Like so many tech figures before him, Altman dropped out of Stanford University to start a company, Loopt, which let smartphone users selectively share their whereabouts.

Loopt was acquired in 2012 in a deal valued at $43.4 million -- and Altman's place in Silicon Valley was secured.

He took a year off during which he "read many dozens of textbooks; I learned about the fields that I had been interested in," the San Francisco resident wrote in a post.

He told of learning about nuclear engineering, synthetic biology, investing and AI.

"The seeds were planted for things that worked in deep ways later," he said.

T-shirt and shorts

In 2014, Altman became president of Y Combinator, an "accelerator" that provides startups with guidance and funding in exchange for stakes in the young companies.

Altman expanded Y Combinator's strategy for investing beyond software startups to biotech, energy and other fields.

"He thinks quickly and talks quickly; intense, but in a good way," said Industrial Microbes founder Derek Greenfield, who met Altman while his biotech startup was getting backing from Y Combinator.

Greenfield recalled Altman always dressing casually, sometimes in a T-shirt and shorts.

"He was very down to earth," Greenfield said.

Altman left Y Combinator, putting his energy into AI despite feared risks.

"He's a very deep thinker who is incredibly focused on getting things right," Insider Intelligence senior director of marketing and commerce Jeremy Goldman said.

Altman has proposed that combining artificial intelligence, robotics and cost-free energy could essentially enable machines to do all the work and provide a "basic income" to adults across society.

"A great future isn't complicated: we need technology to create more wealth, and policy to fairly distribute it," Altman wrote in a blog post.

"Everything necessary will be cheap, and everyone will have enough money to be able to afford it."

'Fast cars and survival'

In the New Yorker article, Altman said he was a "prepper," someone who has preparations and supplies in place to survive an apocalyptic disaster.

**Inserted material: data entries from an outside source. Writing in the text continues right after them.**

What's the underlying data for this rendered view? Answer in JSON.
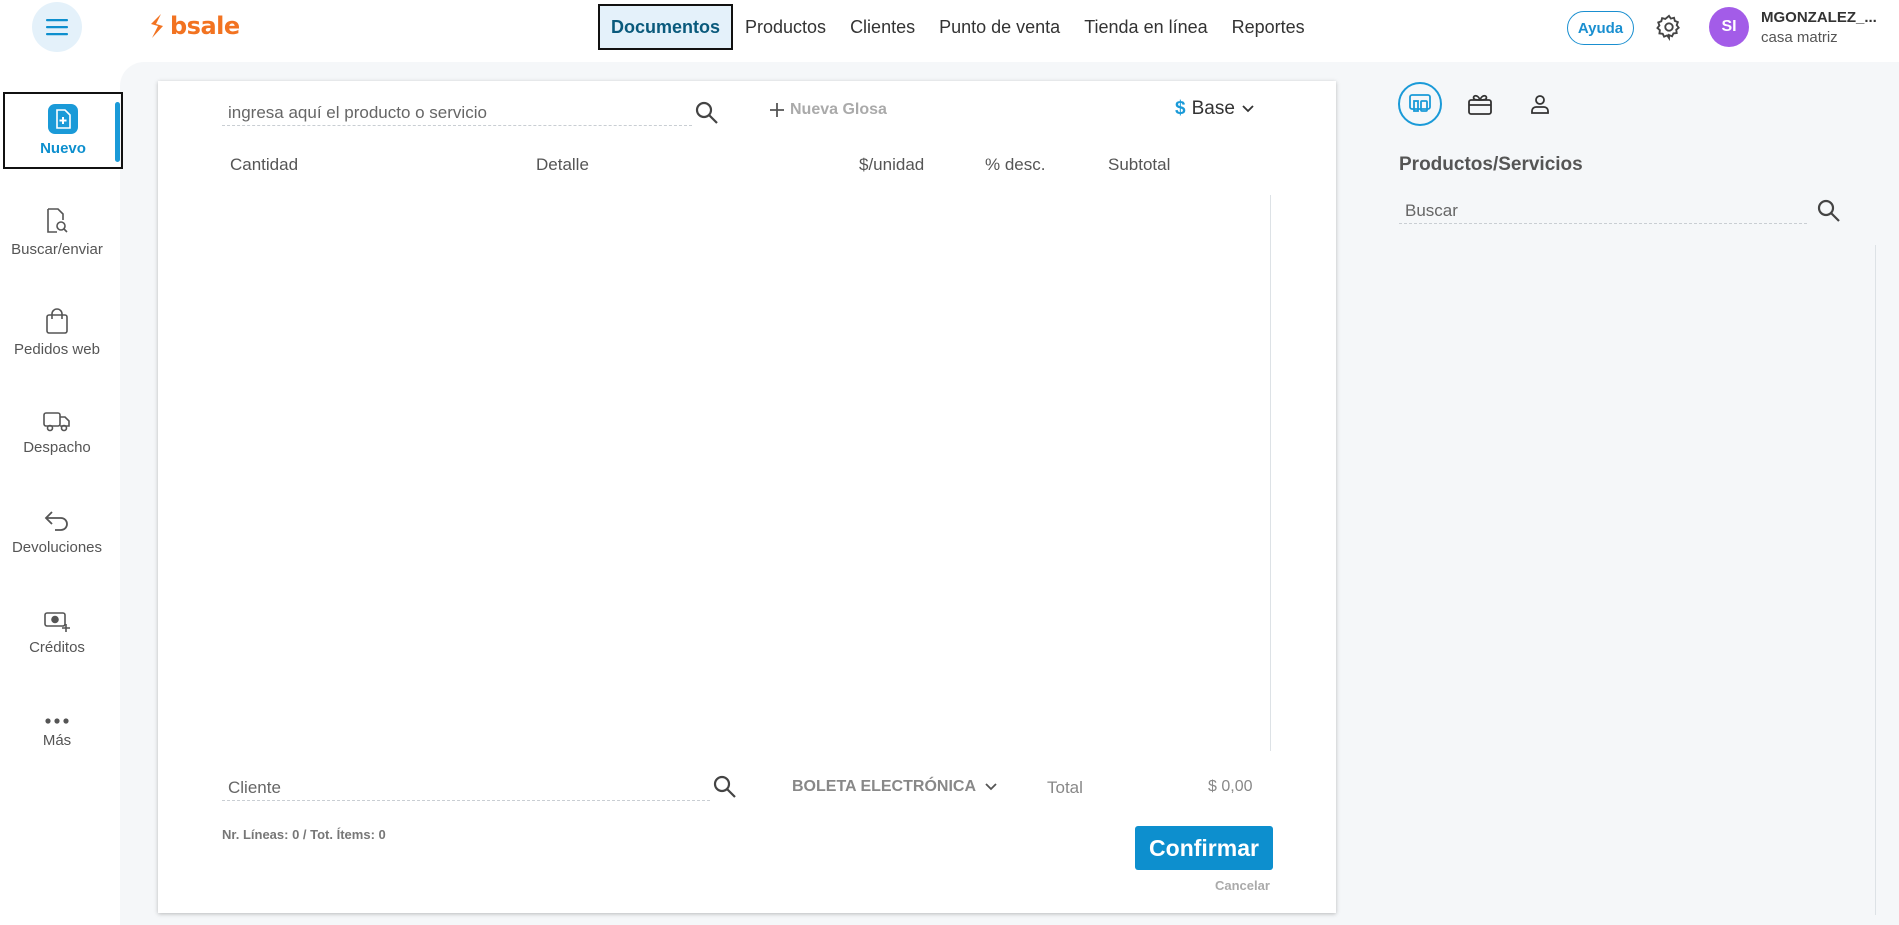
{
  "topbar": {
    "logo": "bsale",
    "nav": [
      "Documentos",
      "Productos",
      "Clientes",
      "Punto de venta",
      "Tienda en línea",
      "Reportes"
    ],
    "active_nav": "Documentos",
    "help_label": "Ayuda",
    "avatar_initials": "SI",
    "user_name": "MGONZALEZ_...",
    "user_branch": "casa matriz"
  },
  "sidebar": {
    "items": [
      {
        "label": "Nuevo",
        "icon": "new-document-icon",
        "active": true
      },
      {
        "label": "Buscar/enviar",
        "icon": "document-search-icon"
      },
      {
        "label": "Pedidos web",
        "icon": "shopping-bag-icon"
      },
      {
        "label": "Despacho",
        "icon": "truck-icon"
      },
      {
        "label": "Devoluciones",
        "icon": "return-arrow-icon"
      },
      {
        "label": "Créditos",
        "icon": "cash-plus-icon"
      },
      {
        "label": "Más",
        "icon": "more-dots-icon"
      }
    ]
  },
  "document": {
    "product_search_placeholder": "ingresa aquí el producto o servicio",
    "new_gloss_label": "Nueva Glosa",
    "price_list": "Base",
    "columns": [
      "Cantidad",
      "Detalle",
      "$/unidad",
      "% desc.",
      "Subtotal"
    ],
    "client_placeholder": "Cliente",
    "document_type": "BOLETA ELECTRÓNICA",
    "total_label": "Total",
    "total_value": "$ 0,00",
    "lines_summary": "Nr. Líneas: 0 / Tot. Ítems: 0",
    "confirm_label": "Confirmar",
    "cancel_label": "Cancelar"
  },
  "right_panel": {
    "tabs": [
      "products-devices-icon",
      "gift-card-icon",
      "user-icon"
    ],
    "title": "Productos/Servicios",
    "search_placeholder": "Buscar"
  },
  "colors": {
    "brand_orange": "#f27321",
    "accent_blue": "#0d8fce",
    "avatar_purple": "#a35ce8"
  }
}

He has spoken of owning high-performance sports cars and renting planes to fly around California.

Altman said in a blog post that on the last day of each December he writes a list of things he wants to accomplish in the year ahead.

His personal investments include startups working on fusion energy and human life extension.

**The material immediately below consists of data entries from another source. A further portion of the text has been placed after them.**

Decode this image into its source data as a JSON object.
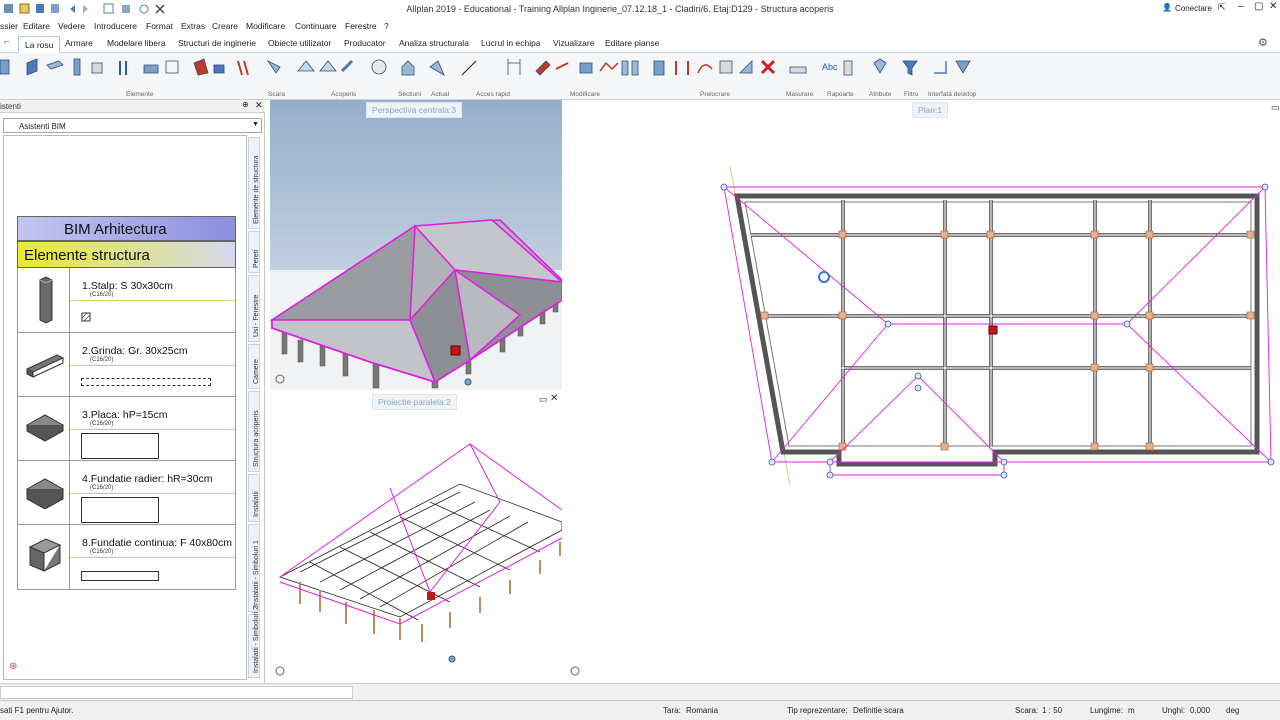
{
  "title_bar": {
    "title": "Allplan 2019 - Educational - Training Allplan Inginerie_07.12.18_1 - Cladiri/6. Etaj:D129 - Structura acoperis",
    "connect_label": "Conectare"
  },
  "menu": {
    "items": [
      "ssier",
      "Editare",
      "Vedere",
      "Introducere",
      "Format",
      "Extras",
      "Creare",
      "Modificare",
      "Continuare",
      "Ferestre",
      "?"
    ]
  },
  "tabs": {
    "items": [
      "La rosu",
      "Armare",
      "Modelare libera",
      "Structuri de inginerie",
      "Obiecte utilizator",
      "Producator",
      "Analiza structurala",
      "Lucrul in echipa",
      "Vizualizare",
      "Editare planse"
    ],
    "active": "La rosu"
  },
  "ribbon": {
    "groups": [
      "Elemente",
      "Scara",
      "Acoperis",
      "Sectiuni",
      "Actual",
      "Acces rapid",
      "Modificare",
      "Prelucrare",
      "Masurare",
      "Rapoarte",
      "Atribute",
      "Filtru",
      "Interfata desktop"
    ],
    "abc_label": "Abc"
  },
  "left_panel": {
    "header": "istenti",
    "dropdown_value": "Asistenti BIM",
    "vertical_tabs": [
      "Elemente de structura",
      "Pereti",
      "Usi - Ferestre",
      "Camere",
      "Structura acoperis",
      "Instalatii",
      "Instalatii - Simboluri 1",
      "Instalatii - Simboluri 2"
    ],
    "bim_title": "BIM Arhitectura",
    "bim_subtitle": "Elemente structura",
    "elements": [
      {
        "name": "1.Stalp: S 30x30cm",
        "material": "(C16/20)"
      },
      {
        "name": "2.Grinda: Gr. 30x25cm",
        "material": "(C16/20)"
      },
      {
        "name": "3.Placa: hP=15cm",
        "material": "(C16/20)"
      },
      {
        "name": "4.Fundatie radier: hR=30cm",
        "material": "(C16/20)"
      },
      {
        "name": "8.Fundatie continua: F 40x80cm",
        "material": "(C16/20)"
      }
    ]
  },
  "views": {
    "perspective_label": "Perspectiva centrala:3",
    "parallel_label": "Proiectie paralela:2",
    "plan_label": "Plan:1"
  },
  "status_bar": {
    "help": "sati F1 pentru Ajutor.",
    "country_label": "Tara:",
    "country_value": "Romania",
    "representation_label": "Tip reprezentare:",
    "representation_value": "Definitie scara",
    "scale_label": "Scara:",
    "scale_value": "1 : 50",
    "length_label": "Lungime:",
    "length_value": "m",
    "angle_label": "Unghi:",
    "angle_value": "0.000",
    "angle_unit": "deg"
  },
  "colors": {
    "accent": "#1d5fa8",
    "roof_pink": "#e020e0",
    "bim_header": "#a4a6ee",
    "bim_subheader": "#e0e430"
  }
}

"I'm super optimistic," he said in a podcast with TED curator Chris Anderson.

"It's always easy to doom scroll and think about how bad things are," Altman added, "but the good things are really good and getting much better."

But Altman has testified before the US Congress and spoken with heads of state about AI as pressure mounts to regulate the technology against risks, such as its potential use in bioweapons and misinformation.

Just hours before being fired on Friday, he told AFP on the sidelines of the Asia-Pacific Economic Cooperation forum in San Francisco that we can't always predict the future.

"The dangerous thing... it's all the new stuff, the known unknowns, the unknown unknowns that are going to come," he said.